T’as une boîte qui utilise une IA pour filtrer des candidats ? Félicitations, tu viens de passer dans la catégorie « système à haut risque » selon Bruxelles. Le Règlement IA, qui entre en vigueur par étapes, vient de poser ses valises dans le secteur du recrutement, et ça va faire mal aux pratiques approximatives.
Les sources #95 et #96, écrites par des pros de la conformité comme Øystein Endal et Nick Malter, détaillent le carnage : si ton outil fait du screening, du ranking ou du matching de CV, t’es dans le collimateur. Plus question de balancer un algorithme biaisé en prod en priant pour que personne ne regarde sous le capot. Maintenant, faut documenter, auditer, justifier, et assumer.
Le truc marrant, c’est que beaucoup d’entreprises ont déployé ces outils en mode « move fast and break things », sauf qu’ici, ce qu’ils risquent de casser, c’est la carrière de milliers de candidats. La loi exige une transparence de dingue : expliquer comment l’IA prend ses décisions, garantir l’exactitude des données, mettre en place des garde-fous humains. En gros, tout ce que le secteur a évité comme la peste pendant des années.

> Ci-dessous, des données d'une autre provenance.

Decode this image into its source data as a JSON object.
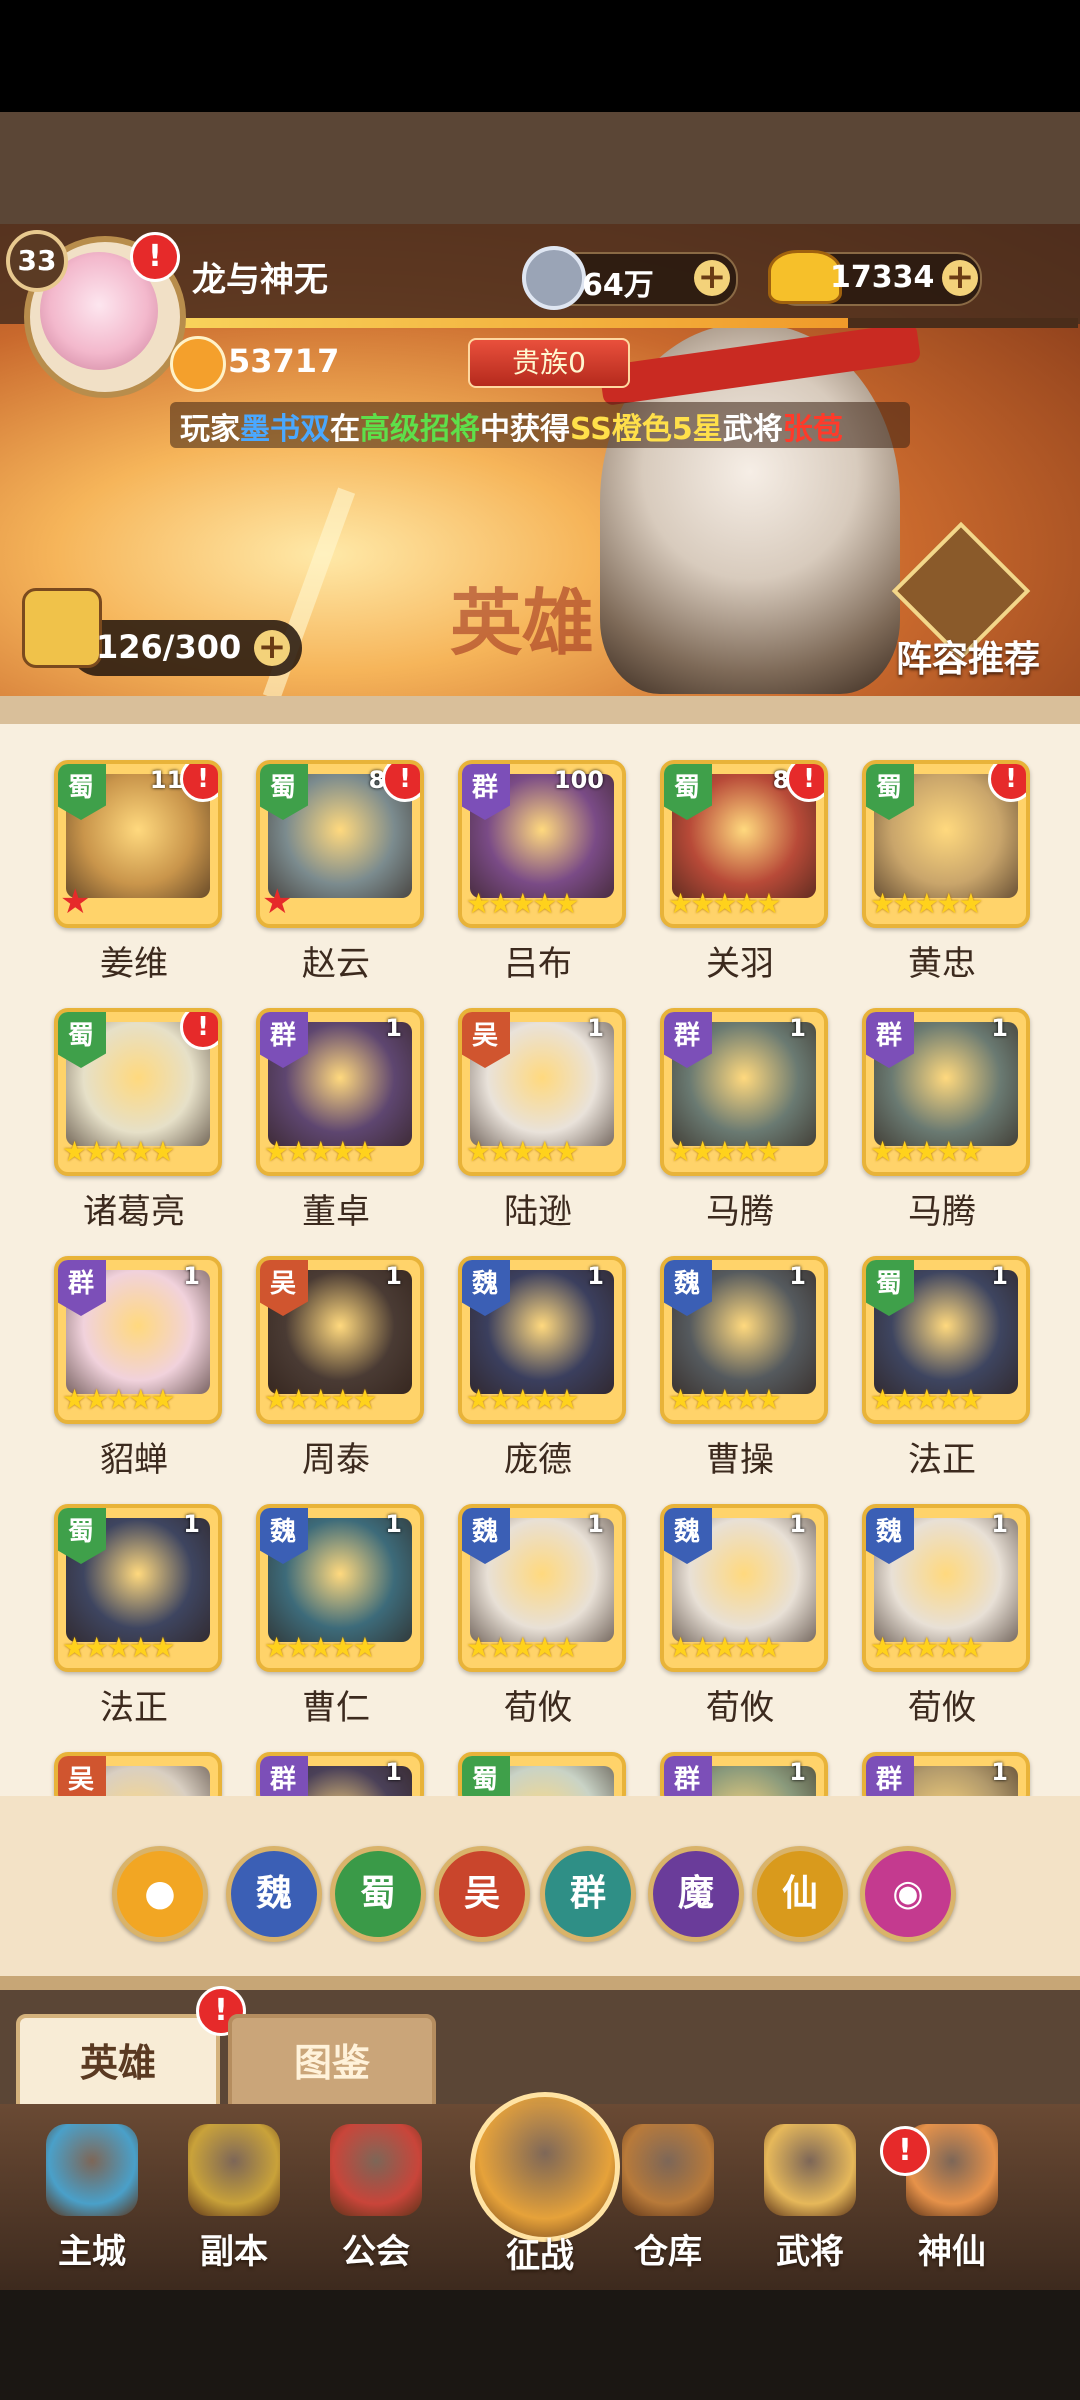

Les consultants de Trail-ML, derrière la source #96, rappellent que la classification n’est pas un détail. Un outil qui trie les CV selon des critères flous ? Haut risque. Un chatbot qui pose des questions en entretien ? Potentiellement haut risque aussi. Et si tu te plantes dans la classification, les amendes peuvent atteindre 7% du chiffre d’affaires mondial. De quoi faire réfléchir même les plus ardents défenseurs du « ça passe en prod, on verra après ».
Ce qui me fait sourire, c’est de voir les mêmes boîtes qui vendaient leur IA comme « révolutionnaire » et « objective » devoir maintenant admettre qu’elles ont peut-être, sans le vouloir bien sûr, reproduit des biais sexistes, raciaux ou sociaux. La loi force à un retour à la réalité : une IA, c’est juste du code entraîné sur des données, pas un oracle infaillible. Et si tes données de training viennent d’embauches passées biaisées, ton modèle va perpétuer le même cirque.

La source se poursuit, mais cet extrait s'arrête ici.